Uslaner Jason M, Winrow Christopher J, Gotter Anthony L, Roecker Anthony J, Coleman Paul J, Hutson Pete H, Le Anh D, Renger John J
Departments of Pharmacology, Merck & Co., Inc., West Point, PA 19486, USA.
Departments of Neuroscience, Merck & Co., Inc., West Point, PA 19486, USA.
Behav Brain Res. 2014 Aug 1;269:61-5. doi: 10.1016/j.bbr.2014.04.012. Epub 2014 Apr 18.
The orexinergic system has been implicated in a number of behaviors, including reward and incentive motivation. Orexin 1 receptor antagonism has been reported to reduce drug self-administration, conditioned place preference, and reinstatement in rodents, but the role of the orexin 2 receptor is unclear. Here we evaluated the impact of the novel and selective orexin 2 receptor antagonist, 2-SORA 18, on motivation for nicotine as measured by responding on a progressive ratio schedule, as well as cue-induced reinstatement of a response previously associated with nicotine reward, and nicotine-induced reinstatement. 2-SORA 18 demonstrated selective effects on these behaviors. Specifically, doses up to 60 mg/kg 2-SORA 18 were without significant effect on nicotine self-administration or nicotine-induced reinstatement, but doses as low as 15 mg/kg 2-SORA 18 completely blocked cue-induced reinstatement. These findings indicate that orexin 2 receptor antagonism might have utility for attenuating relapse, particularly for patients sensitive to environmental stimuli associated with drug taking.

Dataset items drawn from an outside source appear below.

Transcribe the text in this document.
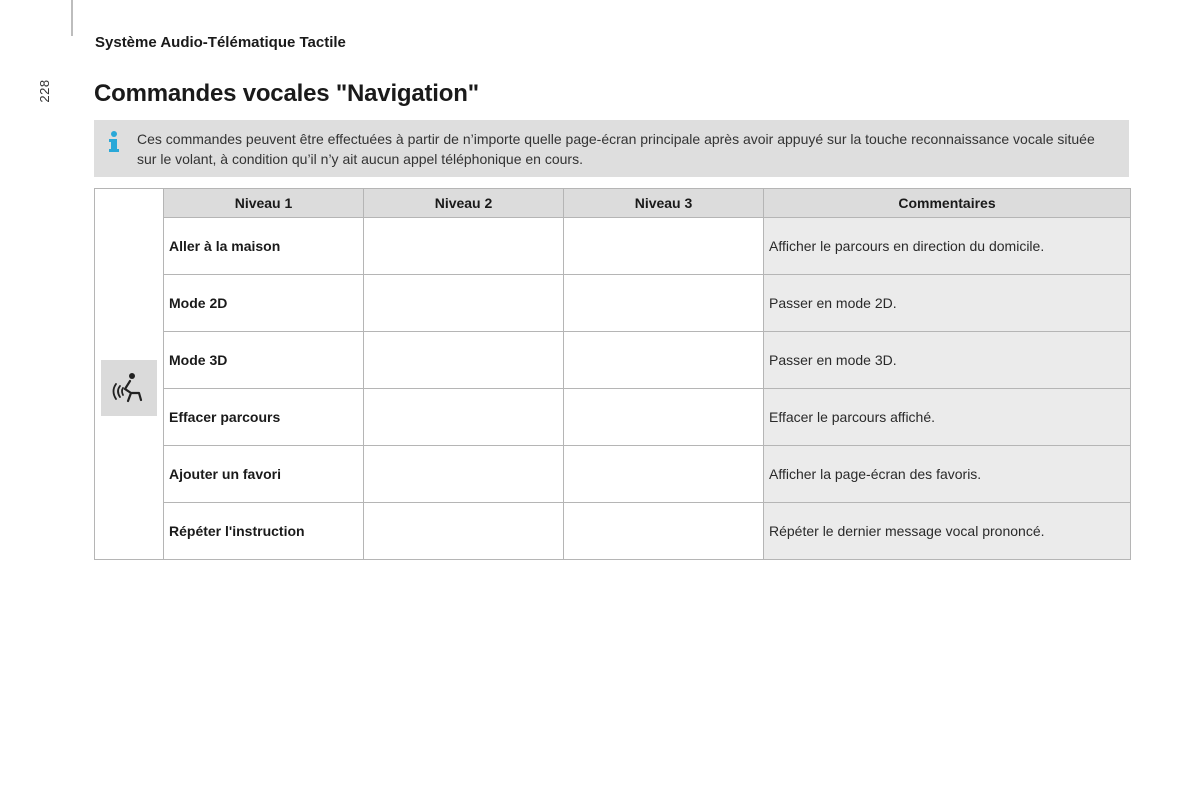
Système Audio-Télématique Tactile
228 Commandes vocales "Navigation"
Ces commandes peuvent être effectuées à partir de n’importe quelle page-écran principale après avoir appuyé sur la touche reconnaissance vocale située sur le volant, à condition qu’il n’y ait aucun appel téléphonique en cours.
	Niveau 1	Niveau 2	Niveau 3	Commentaires

	Aller à la maison			Afficher le parcours en direction du domicile.
	Mode 2D			Passer en mode 2D.
	Mode 3D			Passer en mode 3D.
	Effacer parcours			Effacer le parcours affiché.
	Ajouter un favori			Afficher la page-écran des favoris.
	Répéter l'instruction			Répéter le dernier message vocal prononcé.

食欲素能系统与多种行为有关,包括奖赏和动机激励。据报道,食欲素1受体拮抗剂可减少啮齿动物的药物自我给药、条件性位置偏爱和复吸,但食欲素2受体的作用尚不清楚。在此,我们评估了新型选择性食欲素2受体拮抗剂2-SORA 18对尼古丁动机的影响,该影响通过在累进比率程序上的反应来衡量,以及线索诱导的先前与尼古丁奖赏相关的反应复吸和尼古丁诱导的复吸。2-SORA 18对这些行为表现出选择性作用。具体而言,高达60mg/kg的2-SORA 18剂量对尼古丁自我给药或尼古丁诱导的复吸无显著影响,但低至15mg/kg的2-SORA 18剂量可完全阻断线索诱导的复吸。这些发现表明,食欲素2受体拮抗作用可能对减轻复吸有用,特别是对于对与吸毒相关的环境刺激敏感的患者。